Exército dos EUA destina 1,89 mil milhões de euros para construção de pequenos reatores nucleares
O exército norte-americano anunciou hoje que atribuiu 2,2 mil milhões de dólares (1,89 mil milhões de euros) a cinco fabricantes para a construção de aproximadamente 20 pequenos reatores nucleares (SMR) de última geração.
Os SMR irão fornecer energia a cinco instalações militares nos Estados Unidos.
O objetivo é ter o primeiro reator operacional até setembro de 2028, prazo estabelecido pelo Presidente Donald Trump numa ordem executiva de maio de 2025, que visava acelerar o desenvolvimento da energia nuclear civil de última geração.
"Sabemos que a nossa rede elétrica está potencialmente em risco", frisou Jeff Waksman, responsável de instalações, numa conferência de imprensa com o secretário do exército, Daniel Driscoll.
"Em caso de conflito, sabemos que podemos não ser capazes de fornecer fontes de energia fóssil onde precisamos delas", acrescentou.
No entanto, segundo Waksman, atualmente "toda a infraestrutura essencial do exército depende de um sistema de reserva" movido a combustíveis fósseis, "principalmente gasóleo".
Trata-se de uma fonte de energia de reserva para o caso de uma interrupção na rede elétrica convencional, que normalmente alimenta a maioria das instalações do exército.

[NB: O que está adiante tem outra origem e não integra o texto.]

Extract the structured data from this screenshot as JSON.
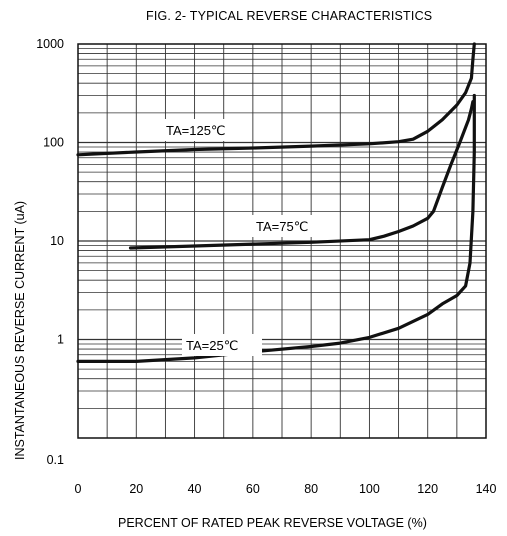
{
  "chart_data": {
    "type": "line",
    "title": "FIG. 2- TYPICAL REVERSE CHARACTERISTICS",
    "xlabel": "PERCENT OF RATED PEAK REVERSE VOLTAGE (%)",
    "ylabel": "INSTANTANEOUS REVERSE CURRENT (uA)",
    "xlim": [
      0,
      140
    ],
    "ylim": [
      0.1,
      1000
    ],
    "y_scale": "log",
    "grid": true,
    "x_ticks": [
      "0",
      "20",
      "40",
      "60",
      "80",
      "100",
      "120",
      "140"
    ],
    "y_ticks": [
      "1000",
      "100",
      "10",
      "1",
      "0.1"
    ],
    "series": [
      {
        "name": "TA=125℃",
        "x": [
          0,
          20,
          40,
          60,
          80,
          100,
          110,
          115,
          120,
          125,
          130,
          133,
          135,
          135.5,
          136
        ],
        "y": [
          75,
          80,
          85,
          88,
          92,
          97,
          102,
          108,
          130,
          170,
          240,
          320,
          450,
          700,
          1000
        ]
      },
      {
        "name": "TA=75℃",
        "x": [
          18,
          40,
          60,
          80,
          100,
          105,
          110,
          115,
          120,
          122,
          125,
          128,
          131,
          134,
          135,
          135.5
        ],
        "y": [
          8.5,
          8.9,
          9.3,
          9.7,
          10.3,
          11.2,
          12.5,
          14.2,
          17,
          20,
          35,
          60,
          100,
          170,
          220,
          260
        ]
      },
      {
        "name": "TA=25℃",
        "x": [
          0,
          20,
          40,
          60,
          80,
          90,
          100,
          110,
          120,
          125,
          130,
          133,
          134.5,
          135.5,
          136,
          136
        ],
        "y": [
          0.6,
          0.6,
          0.65,
          0.75,
          0.85,
          0.92,
          1.05,
          1.3,
          1.8,
          2.3,
          2.8,
          3.5,
          6,
          20,
          80,
          300
        ]
      }
    ],
    "annotations": [
      "TA=125℃",
      "TA=75℃",
      "TA=25℃"
    ]
  }
}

O governo pretende, por isso, instalar SMR em várias destas instalações.
Após um concurso, o Exército selecionou cinco empresas, incluindo startups como a Antares Nuclear e a Radiant Industries, bem como empresas consolidadas na indústria nuclear, como a Westinghouse e a General Atomics.

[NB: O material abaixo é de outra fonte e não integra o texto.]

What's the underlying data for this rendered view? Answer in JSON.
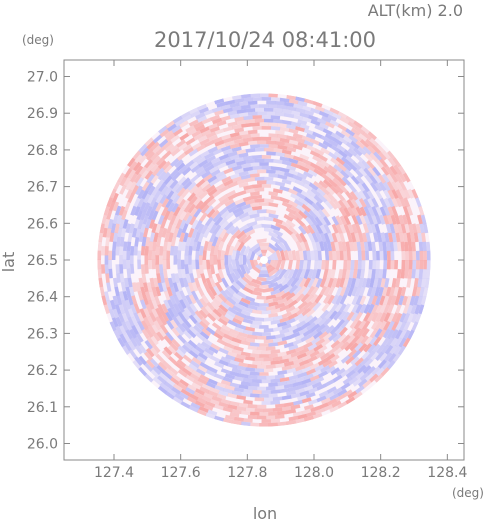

A intenção é capitalizar o desenvolvimento dos SMR, que está a ser incentivado pelo Departamento de Energia.
Desde junho, cinco empresas levaram protótipos ao período crítico, em que o reator pode operar de forma independente, sem entrada externa, e teoricamente pode produzir energia.
No entanto, ainda não está em funcionamento nenhum SMR, e apenas um fabricante, a NuScale, teve o seu projeto de reator aprovado pela Comissão Reguladora Nuclear dos EUA (NRC).

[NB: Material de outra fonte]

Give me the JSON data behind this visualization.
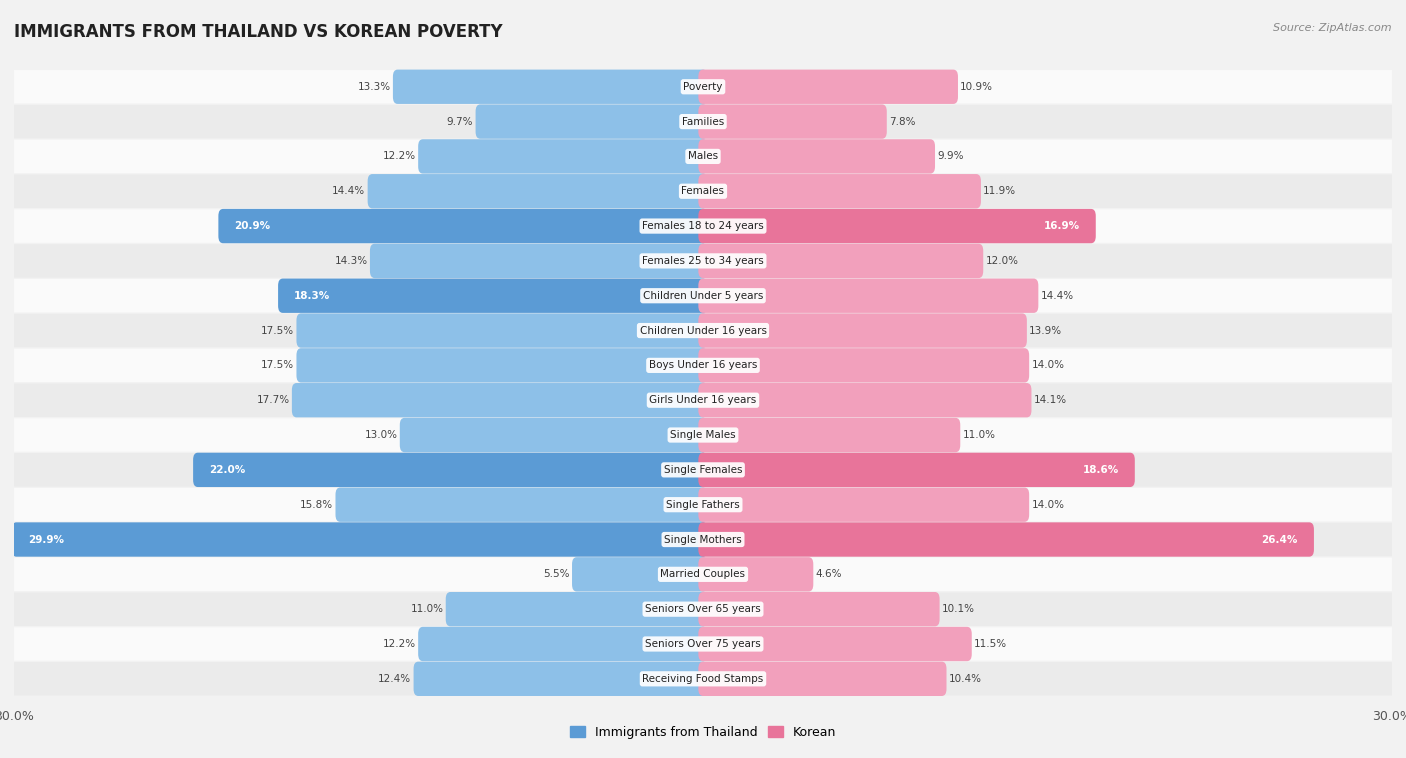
{
  "title": "IMMIGRANTS FROM THAILAND VS KOREAN POVERTY",
  "source": "Source: ZipAtlas.com",
  "categories": [
    "Poverty",
    "Families",
    "Males",
    "Females",
    "Females 18 to 24 years",
    "Females 25 to 34 years",
    "Children Under 5 years",
    "Children Under 16 years",
    "Boys Under 16 years",
    "Girls Under 16 years",
    "Single Males",
    "Single Females",
    "Single Fathers",
    "Single Mothers",
    "Married Couples",
    "Seniors Over 65 years",
    "Seniors Over 75 years",
    "Receiving Food Stamps"
  ],
  "thailand_values": [
    13.3,
    9.7,
    12.2,
    14.4,
    20.9,
    14.3,
    18.3,
    17.5,
    17.5,
    17.7,
    13.0,
    22.0,
    15.8,
    29.9,
    5.5,
    11.0,
    12.2,
    12.4
  ],
  "korean_values": [
    10.9,
    7.8,
    9.9,
    11.9,
    16.9,
    12.0,
    14.4,
    13.9,
    14.0,
    14.1,
    11.0,
    18.6,
    14.0,
    26.4,
    4.6,
    10.1,
    11.5,
    10.4
  ],
  "thailand_color": "#8DC0E8",
  "korean_color": "#F2A0BC",
  "thailand_highlight_indices": [
    4,
    6,
    11,
    13
  ],
  "korean_highlight_indices": [
    4,
    11,
    13
  ],
  "thailand_highlight_color": "#5B9BD5",
  "korean_highlight_color": "#E8749A",
  "bg_color": "#F2F2F2",
  "row_color_light": "#FAFAFA",
  "row_color_dark": "#EBEBEB",
  "x_max": 30.0,
  "legend_thailand": "Immigrants from Thailand",
  "legend_korean": "Korean",
  "title_fontsize": 12,
  "label_fontsize": 7.5,
  "value_fontsize": 7.5
}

As Forças Armadas norte-americanas, contudo, possuem o seu próprio processo de aprovação para aplicações relevantes, observou Jeff Waksman.
Foi esta circunstancia que permitiu à Marinha lançar o primeiro submarino nuclear do mundo, o USS Nautilus, em 1954. Estava equipado com o precursor do SMR, que era muito mais pequeno do que um reator convencional.
Jeff Waksman esclareceu que as Forças Armadas estão a trabalhar em conjunto com o Departamento de Energia e a NRC para garantir que os seus respetivos protocolos de aprovação estão "o mais alinhados possível".